Extending Font Knowledge

In some cases it may be necessary to add to the font knowledge of MathFlow. MathFlow can use a configuration text file called FontInfo.ini. By placing this file into the same directory as the DLL, it will automatically try to use this file when the DLL is loaded. This section is dedicated to explaining how to use this feature. Using the techniques shown here, a user can assign a character set (encoding) to a font, create a new encoding, and define the PostScript font name to be used in EPS file generation.

MathFlow contains knowledge of the fonts and characters it works with, which results in improved formatting and translation into EPS. Most of this knowledge is in the form of tables built into the code. However, this information can be extended via the FontInfo.ini file external to the program, allowing it to be expanded and corrected without having to change the application itself.

Encodings

An encoding is a one-to-one correspondence between character meanings and integers. For example, ASCII is an encoding that maps characters onto numbers between 0 and 127 and "a" is assigned the number 97. Fonts are said to use or have a specific encoding. The font's encoding determines what character gets displayed when we pass a given number to the operating system. Note that character style and shape plays no part in the encoding concept --- A Times-Roman "a" has the same value as a Bookman-Italic "a" (assuming the fonts use the same encoding). A code-point is a particular value in an encoding. For example, "a" has the code-point 97 in the ASCII encoding.

The MTCode Encoding

Central to our font information is the MTCode encoding. MTCode assigns a 16-bit constant to every different character that our software works with. It is superset of Unicode, a standard encoding that attempts to assign a unique number with each of the characters used in the world's languages. Unicode covers a lot of math, but not all the math characters that we need. For this reason, MTCode uses Unicode's Private Use Area (PUA), a range of 6400 code points (0xE000 to 0xF8FF) for its additional math characters. We use MTCode values as the key to all of the per-character information --- human-readable character descriptions, token types (variable, operator, etc.).

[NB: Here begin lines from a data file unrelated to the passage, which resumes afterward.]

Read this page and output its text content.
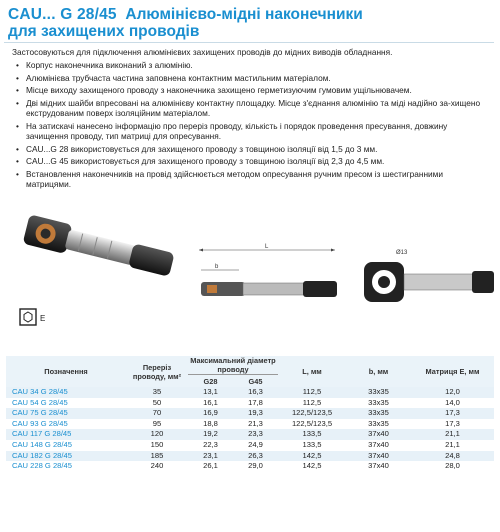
CAU... G 28/45 Алюмінієво-мідні наконечники
для захищених проводів
Застосовуються для підключення алюмінієвих захищених проводів до мідних виводів обладнання.
• Корпус наконечника виконаний з алюмінію.
• Алюмінієва трубчаста частина заповнена контактним мастильним матеріалом.
• Місце виходу захищеного проводу з наконечника захищено герметизуючим гумовим ущільнювачем.
• Дві мідних шайби впресовані на алюмінієву контактну площадку. Місце з'єднання алюмінію та міді надійно за-хищено екструдованим поверх ізоляційним матеріалом.
• На затискачі нанесено інформацію про переріз проводу, кількість і порядок проведення пресування, довжину зачищення проводу, тип матриці для опресування.
• CAU...G 28 використовується для захищеного проводу з товщиною ізоляції від 1,5 до 3 мм.
• CAU...G 45 використовується для захищеного проводу з товщиною ізоляції від 2,3 до 4,5 мм.
• Встановлення наконечників на провід здійснюється методом опресування ручним пресом із шестигранними матрицями.
L
b
Ø13
E
Позначення	Переріз проводу, мм²	Максимальний діаметр проводу		L, мм	b, мм	Матриця E, мм
		G28	G45			
CAU 34 G 28/45	35	13,1	16,3	112,5	33x35	12,0
CAU 54 G 28/45	50	16,1	17,8	112,5	33x35	14,0
CAU 75 G 28/45	70	16,9	19,3	122,5/123,5	33x35	17,3
CAU 93 G 28/45	95	18,8	21,3	122,5/123,5	33x35	17,3
CAU 117 G 28/45	120	19,2	23,3	133,5	37x40	21,1
CAU 148 G 28/45	150	22,3	24,9	133,5	37x40	21,1
CAU 182 G 28/45	185	23,1	26,3	142,5	37x40	24,8
CAU 228 G 28/45	240	26,1	29,0	142,5	37x40	28,0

For more information on Unicode, see the Unicode Consortium. To find out about how we use the Unicode's Private Use Area, see the MTCode Encoding Tables.

Font Encodings

Every font is the expression of some character set. In fact, many fonts share the same character set. We use the term "font encoding" to represent a character set that might be shared by one or more fonts. Many applications (e.g. word processors) don't have to know a font's encoding --- the user hits a key, a code is sent to the application, the code is sent back to the operating system to select a character from a font for display. Our software needs to know more.

A font encoding can be thought of as a table with two columns, the position within the font (a numerical index) and an MTCode code point value (the number from our own master character list, MTCode, that uniquely identifies the character). We give each font encoding a name (e.g. WindowsANSI, MacStd, Symbol). Many encodings are named after the single font whose encoding it is. Many fonts share the same encoding. For example, standard ISO Latin-1 fonts on Windows all have the WindowsANSI encoding.

Our software represents every encoding other than MTCode as a mapping onto MTCode. That is, for every code-point in a given encoding it indicates a unique MTCode code-point. Using this mapping, we can get at all the per-character information for any code-point in the encoding and, therefore, for any character in fonts that have that encoding. For this reason, knowing a font's encoding is very important.

Unfortunately, the computer's operating system tells us very little about the encodings of fonts, least of all for those containing math symbols. So, we have to keep our own knowledge of which encoding each font has. Of course, as people can create their own fonts, the set of font encodings is open-ended.

Extension Scenarios

Font information may be extended in the following ways:

Define that a font has a given existing encoding.
Define (or override) the PostScript font name of a font.
Define a new encoding and specify that certain font(s) have that encoding.
Define new MTCode values and their attributes (description, default style, token type) and use them in a new encoding.

Determining What MathFlow Knows

Since the font information extension mechanism we are talking about also applies to MathType, it can be very useful to do the setup with MathType first to verify that the proper syntax has been used in the configuration file. When the file is finished, you can then copy the file and place it in the same directory as the DLL.

If you have a font installed on your computer that our software does not seem to know anything about, the first thing to do is to verify that this is the case. The easiest way to do this is via MathType's Insert Symbol dialog. Follow these steps:

Choose Insert Symbol from the Edit menu.
Choose Font in the View by menu.
Choose the font in question from the font menu just to the right of the View by menu.
Look at the Encoding name displayed directly under the character grid.

If the encoding name is "Unknown", it means our database of fonts and characters has no information for that font.